[Obad]

Hi folks,

im currently trying to write a code to solve the 2D incompressible/compressible laminar boundary layer equations with a constant cross flow component over a flat plate with an infinite span.

Right now I'm struggling with transforming my equations to a coordinate system that is appropriate for this problem. I understand that using a rectangular grid is inefficient and hence a coordinate system is necessary that limits the computational domain so that more grid points are included in the boundary layer itself. I already read about a couple of transformation methods e.g. the Levy-Lees and Patankar-Spalding transformation.

So I have a couple of fundamental questions, that you might be able to answer.

So first of all, do these transformations fit the computational domain exclusively to the region of the boundary layer, so that the upper limit is exactly the boundary layer edge?

My second question is about the validity of the boundary layer equations outside the boundary layer. For example I could use a simple rectangular grid that is chosen big enough to include the entire boundary layer. So now a lot of the grid points would lie outside of the boundary layer. Since the boundary layer equations are tailored for solving the boundary layer, how would the solution outside of the boundary layer look like?
Would it be necessary to use PNS-equations to solve such a problem?

My third question is adressing the transformation methods. Some of them e.g. the streamfunction transformation and the Patankar-Spalding method make use of the streamfunction. I know how the streamfunction is defined in terms of the velocity components, but I don't get it how to define a function that describes the variation of the streamfunctions that cross the boundary layer edge.

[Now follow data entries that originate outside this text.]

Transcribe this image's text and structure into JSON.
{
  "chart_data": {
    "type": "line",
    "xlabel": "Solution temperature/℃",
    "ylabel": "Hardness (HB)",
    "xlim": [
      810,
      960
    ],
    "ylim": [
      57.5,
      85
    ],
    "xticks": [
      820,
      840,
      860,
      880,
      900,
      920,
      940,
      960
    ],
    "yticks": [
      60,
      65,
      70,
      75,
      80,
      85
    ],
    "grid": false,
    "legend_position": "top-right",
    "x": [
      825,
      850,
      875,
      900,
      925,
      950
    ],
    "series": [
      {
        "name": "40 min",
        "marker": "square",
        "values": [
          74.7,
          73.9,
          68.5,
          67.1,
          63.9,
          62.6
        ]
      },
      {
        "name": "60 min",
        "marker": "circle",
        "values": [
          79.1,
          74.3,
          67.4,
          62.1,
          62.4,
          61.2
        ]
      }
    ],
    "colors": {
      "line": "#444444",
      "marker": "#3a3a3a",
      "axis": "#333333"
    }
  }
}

Maybe someone out here in the forum can enlighten me

I appreciate your help!

[robo]

Wouldn't the flow outside of the boundary layer be trivial? The outer flow is essentially inviscid, and it's just a flat plate, so it'd be constant velocity, constant pressure, would it not? I feel like I am misunderstanding the problem...

[Obad]

Hi,

the flow is certainly not trivial outside the boundary layer. The flow outside the boundary is effected by the boundary layer itself, e.g. the streamlines will deflect upwards. Just imagine the flow would be supersonic, then there would be a shock wave at the leading edge and velocity, pressure etc. will change greatly.

The question is if the additional simplifications of the boundary layer equations compared to the PNS equations make a big difference?

For a 2D flow the difference is the y-momentum equation, which for the boundary layer diminishes to the pressure term only.